Rebecca A Levine, MD, Bhani Chawla, MD, Shelli Bergeron, NC, Harry Wasvary, MD. William Beaumont Hospital
The purpose of our study was to determine the impact of a multidisciplinary clinic on preoperative evaluation and access to multimodal care for patients with colorectal cancer.
Data was prospectively collected on all patients with newly diagnosed colon, rectal, or anal cancer who were referred to the multidisciplinary tumor clinic at our institution from January to December 2009 and compared to a control group of all patients who were managed outside the clinic by the same surgeons from January 2008 to December 2009. The comprehensiveness of preoperative work-up was measured according to NCCN guidelines which require abdomen CT, chest CT, and CEA testing, as well as TRUS for rectal cancer. Access to multimodal therapy was also compared between the clinic & non-clinic patients by measuring frequency of oncology consultation and treatment, genetics consultation, advanced pathology testing, and clinical trial enrollment. In addition, subgroup analysis of neoadjuvant therapy rates in rectal cancer was also performed. Statistical evaluation was completed using Pearson’s Chi-square & Fisher’s exact tests, as well as the student t-test for demographics.
Two hundred and eighty-eight patients were treated for newly diagnosed colorectal or anal cancer at William Beaumont Hospital from 2008 to 2009. Within this population, forty patients were referred to the clinic preoperatively and forty-eight patients were referred postoperatively. Two hundred patients were never treated in the clinic at all during the study period. In terms of preoperative evaluation, clinic patients underwent significantly more NCCN-compliant testing than patients managed outside the clinic–abdomen CT (97.5% vs. 83.1%, p=0.03), chest CT (95% vs. 37.1%, p<0.0001), CEA testing (100% vs. 63.8%, p<0.0001), and TRUS for rectal cancer (88% vs. 37.7%, p<0.0001). In addition, a complete preoperative work-up was performed in the clinic group over three times more frequently for colon cases and over five times more frequently for rectal cancers when compared to the non-clinic group. Access to multimodal therapy was also significantly enhanced in patients referred to the clinic as measured by frequency of oncology consultation (98.9% vs. 61.5%, p<0.0001) and treatment (62.5% vs. 41.5%, p=0.02), as well as rates of advanced pathology testing (29.6% vs. 10.6%, p=0.0001). Clinical trial enrollment was not different between the two groups but there was a trend towards increased genetics consultation in the clinic population (6.8% vs. 1.6%, p=0.28).
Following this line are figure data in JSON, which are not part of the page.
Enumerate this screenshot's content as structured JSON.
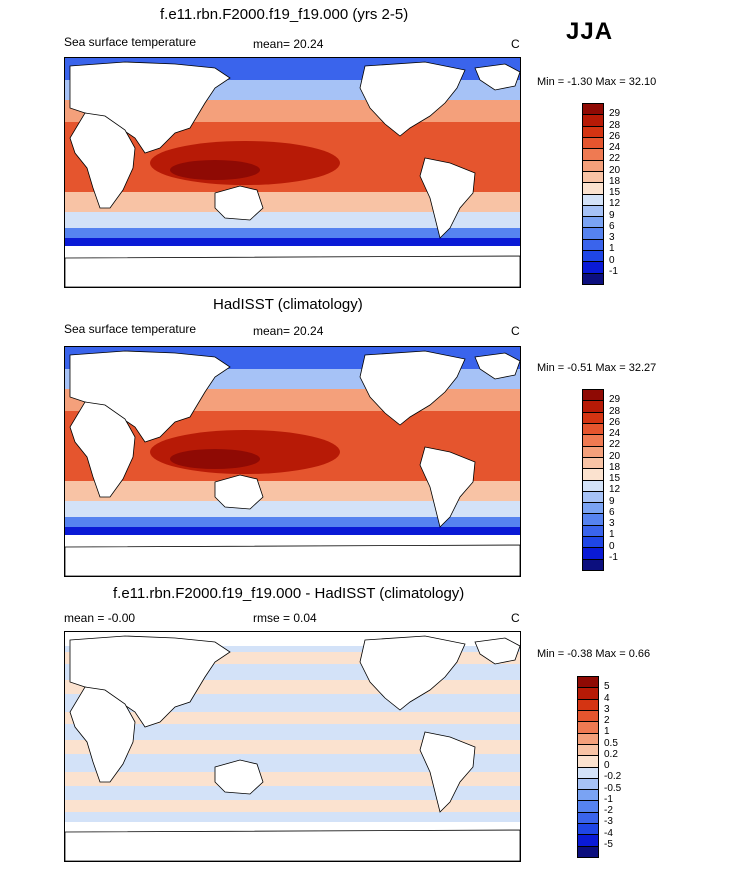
{
  "season": "JJA",
  "colors": {
    "sst_levels": [
      "#0c0f7e",
      "#0a1ad6",
      "#1f46e6",
      "#3a64ec",
      "#5683f0",
      "#7aa3f3",
      "#a6c2f6",
      "#d3e2f8",
      "#fbe2cf",
      "#f8c3a5",
      "#f4a07b",
      "#ef7a52",
      "#e5552e",
      "#d43412",
      "#b71a06",
      "#8f0a04"
    ],
    "diff_levels": [
      "#0c0f7e",
      "#0a1ad6",
      "#1f46e6",
      "#3a64ec",
      "#5683f0",
      "#7aa3f3",
      "#a6c2f6",
      "#d3e2f8",
      "#fbe2cf",
      "#f8c3a5",
      "#f4a07b",
      "#ef7a52",
      "#e5552e",
      "#d43412",
      "#b71a06",
      "#8f0a04"
    ]
  },
  "panels": [
    {
      "title": "f.e11.rbn.F2000.f19_f19.000 (yrs 2-5)",
      "variable": "Sea surface temperature",
      "mean_text": "mean=  20.24",
      "rmse_text": "",
      "units": "C",
      "minmax": "Min =  -1.30 Max =  32.10",
      "colorbar_labels": [
        "29",
        "28",
        "26",
        "24",
        "22",
        "20",
        "18",
        "15",
        "12",
        "9",
        "6",
        "3",
        "1",
        "0",
        "-1"
      ]
    },
    {
      "title": "HadISST (climatology)",
      "variable": "Sea surface temperature",
      "mean_text": "mean=  20.24",
      "rmse_text": "",
      "units": "C",
      "minmax": "Min =  -0.51 Max =  32.27",
      "colorbar_labels": [
        "29",
        "28",
        "26",
        "24",
        "22",
        "20",
        "18",
        "15",
        "12",
        "9",
        "6",
        "3",
        "1",
        "0",
        "-1"
      ]
    },
    {
      "title": "f.e11.rbn.F2000.f19_f19.000 - HadISST (climatology)",
      "variable": "",
      "mean_text": "mean =  -0.00",
      "rmse_text": "rmse =   0.04",
      "units": "C",
      "minmax": "Min =  -0.38 Max =   0.66",
      "colorbar_labels": [
        "5",
        "4",
        "3",
        "2",
        "1",
        "0.5",
        "0.2",
        "0",
        "-0.2",
        "-0.5",
        "-1",
        "-2",
        "-3",
        "-4",
        "-5"
      ]
    }
  ],
  "chart_data": [
    {
      "type": "heatmap",
      "title": "f.e11.rbn.F2000.f19_f19.000 (yrs 2-5)",
      "subtitle": "Sea surface temperature",
      "mean": 20.24,
      "units": "C",
      "min": -1.3,
      "max": 32.1,
      "levels": [
        -1,
        0,
        1,
        3,
        6,
        9,
        12,
        15,
        18,
        20,
        22,
        24,
        26,
        28,
        29
      ]
    },
    {
      "type": "heatmap",
      "title": "HadISST (climatology)",
      "subtitle": "Sea surface temperature",
      "mean": 20.24,
      "units": "C",
      "min": -0.51,
      "max": 32.27,
      "levels": [
        -1,
        0,
        1,
        3,
        6,
        9,
        12,
        15,
        18,
        20,
        22,
        24,
        26,
        28,
        29
      ]
    },
    {
      "type": "heatmap",
      "title": "f.e11.rbn.F2000.f19_f19.000 - HadISST (climatology)",
      "mean": -0.0,
      "rmse": 0.04,
      "units": "C",
      "min": -0.38,
      "max": 0.66,
      "levels": [
        -5,
        -4,
        -3,
        -2,
        -1,
        -0.5,
        -0.2,
        0,
        0.2,
        0.5,
        1,
        2,
        3,
        4,
        5
      ]
    }
  ]
}
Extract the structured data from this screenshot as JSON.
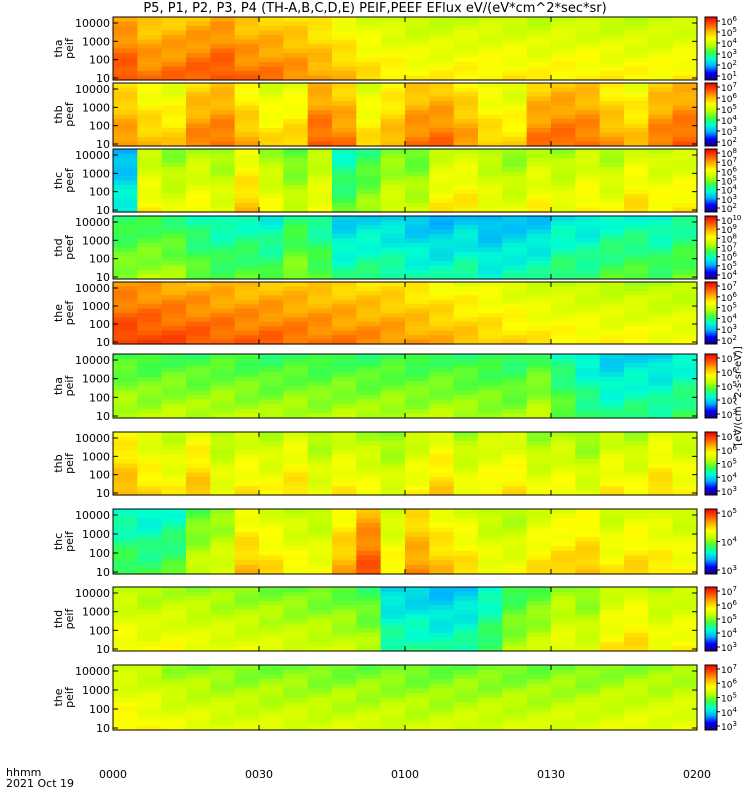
{
  "title": "P5, P1, P2, P3, P4 (TH-A,B,C,D,E) PEIF,PEEF EFlux eV/(eV*cm^2*sec*sr)",
  "footer": {
    "time_label": "hhmm",
    "date_label": "2021 Oct 19"
  },
  "colorbar_unit_label": "[eV/(cm^2-s-sr-eV)]",
  "chart_data": {
    "type": "heatmap",
    "x_unit": "hhmm",
    "x_ticks": [
      "0000",
      "0030",
      "0100",
      "0130",
      "0200"
    ],
    "xlim": [
      "00:00",
      "02:00"
    ],
    "y_scale": "log",
    "y_ticks": [
      "10",
      "100",
      "1000",
      "10000"
    ],
    "colormap": [
      "#1a0070",
      "#0000ff",
      "#00b0ff",
      "#00ffd0",
      "#40ff40",
      "#c0ff00",
      "#ffff00",
      "#ffb000",
      "#ff5000",
      "#ee0000"
    ],
    "panels": [
      {
        "ylabel": "tha peif",
        "cb_ticks": [
          "10^1",
          "10^2",
          "10^3",
          "10^4",
          "10^5",
          "10^6"
        ],
        "columns": [
          9,
          8.5,
          8.6,
          8.8,
          9,
          8.6,
          8.5,
          8.3,
          8,
          7.6,
          7.2,
          7,
          6.8,
          6.8,
          6.9,
          6.9,
          6.9,
          6.8,
          6.9,
          6.9,
          6.8,
          6.8,
          6.8,
          6.9
        ]
      },
      {
        "ylabel": "thb peef",
        "cb_ticks": [
          "10^2",
          "10^3",
          "10^4",
          "10^5",
          "10^6",
          "10^7"
        ],
        "columns": [
          8.2,
          7.6,
          7.4,
          8.4,
          8.6,
          7.8,
          7.2,
          7.4,
          8.8,
          8.4,
          7.2,
          7.8,
          8.5,
          8.6,
          8.1,
          7.4,
          7.2,
          8.5,
          8.7,
          8.6,
          8,
          7.6,
          8.5,
          8.8
        ]
      },
      {
        "ylabel": "thc peef",
        "cb_ticks": [
          "10^2",
          "10^3",
          "10^4",
          "10^5",
          "10^6",
          "10^7",
          "10^8"
        ],
        "columns": [
          3.4,
          6.8,
          6.2,
          6.7,
          6.3,
          7.5,
          6.5,
          5.8,
          6.6,
          4.6,
          5.3,
          6.1,
          5.8,
          6.9,
          7.1,
          6.5,
          6.2,
          6.8,
          6.4,
          6.9,
          6.5,
          7.2,
          6.8,
          7
        ]
      },
      {
        "ylabel": "thd peef",
        "cb_ticks": [
          "10^4",
          "10^5",
          "10^6",
          "10^7",
          "10^8",
          "10^9",
          "10^10"
        ],
        "columns": [
          5.2,
          5.4,
          5.3,
          4.8,
          4.5,
          4.6,
          4.4,
          5.2,
          4.7,
          3.8,
          4,
          3.9,
          3.6,
          3.5,
          3.8,
          3.4,
          3.6,
          3.7,
          4.2,
          4.1,
          4.5,
          4.6,
          4.4,
          4.8
        ]
      },
      {
        "ylabel": "the peef",
        "cb_ticks": [
          "10^2",
          "10^3",
          "10^4",
          "10^5",
          "10^6",
          "10^7"
        ],
        "columns": [
          9.2,
          9.1,
          9,
          8.9,
          8.8,
          8.7,
          8.7,
          8.6,
          8.5,
          8.4,
          8.3,
          8.2,
          8,
          7.8,
          7.6,
          7.4,
          7.2,
          7,
          6.9,
          6.8,
          6.7,
          6.7,
          6.6,
          6.6
        ]
      },
      {
        "ylabel": "tha peif",
        "cb_ticks": [
          "10^3",
          "10^4",
          "10^5",
          "10^6",
          "10^7"
        ],
        "columns": [
          5.6,
          5.5,
          5.6,
          5.5,
          5.6,
          5.5,
          5.4,
          5.5,
          5.4,
          5.5,
          5.4,
          5.5,
          5.4,
          5.5,
          5.4,
          5.3,
          5.2,
          5.6,
          4.8,
          4.2,
          3.8,
          4,
          3.9,
          4.3
        ]
      },
      {
        "ylabel": "thb peif",
        "cb_ticks": [
          "10^3",
          "10^4",
          "10^5",
          "10^6",
          "10^7"
        ],
        "columns": [
          7.8,
          7.2,
          6.8,
          7.6,
          6.5,
          7,
          6.7,
          7.2,
          6.4,
          6.9,
          6.6,
          6.2,
          6.8,
          7.4,
          6.5,
          6.9,
          7.1,
          6.4,
          6.7,
          6.2,
          6.9,
          6.6,
          7.3,
          6.8
        ]
      },
      {
        "ylabel": "thc peif",
        "cb_ticks": [
          "10^3",
          "10^4",
          "10^5"
        ],
        "columns": [
          4.5,
          4.3,
          4.6,
          5.8,
          6.2,
          7.6,
          7.2,
          6.8,
          6.6,
          7.8,
          8.9,
          6.9,
          8.2,
          7.6,
          7.2,
          6.6,
          6.5,
          7.1,
          7.4,
          7.6,
          6.9,
          7.3,
          7.1,
          6.8
        ]
      },
      {
        "ylabel": "thd peif",
        "cb_ticks": [
          "10^3",
          "10^4",
          "10^5",
          "10^6",
          "10^7"
        ],
        "columns": [
          6.7,
          6.5,
          6.6,
          6.4,
          6.3,
          6.2,
          6.1,
          6,
          5.9,
          5.8,
          5.5,
          3.9,
          3.8,
          3.6,
          3.8,
          4.4,
          5.4,
          5.8,
          6.4,
          6.1,
          6.9,
          7.2,
          6.6,
          6.8
        ]
      },
      {
        "ylabel": "the peif",
        "cb_ticks": [
          "10^3",
          "10^4",
          "10^5",
          "10^6",
          "10^7"
        ],
        "columns": [
          6.9,
          6.7,
          6.4,
          6.3,
          6.2,
          6.1,
          6.1,
          6.1,
          6,
          6,
          6,
          6,
          5.9,
          5.9,
          6,
          6,
          6,
          6,
          6.1,
          6.1,
          6.2,
          6.3,
          6.3,
          6.4
        ]
      }
    ]
  }
}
Finally, subgroup analysis of rectal cancer patients demonstrated significantly higher rates of neoadjuvant therapy in the clinic group for stage II or greater disease (82.6% vs. 30.9%, p=0.0001), as well as for Stages II & III disease separately (87.5% vs. 31.3%, p=0.03, and 87.5% vs. 23.8%, p=0.003).
We found that patients referred to a multidisciplinary clinic for colorectal cancer received significantly more comprehensive preoperative evaluation as well as improved access to multimodal care as indicated by higher rates of oncology consultation and treatment, advanced pathology testing, genetics consultation, and neoadjuvant therapy for rectal cancer. These findings support the value of multidisciplinary care in the management of complex diseases such as colorectal cancer.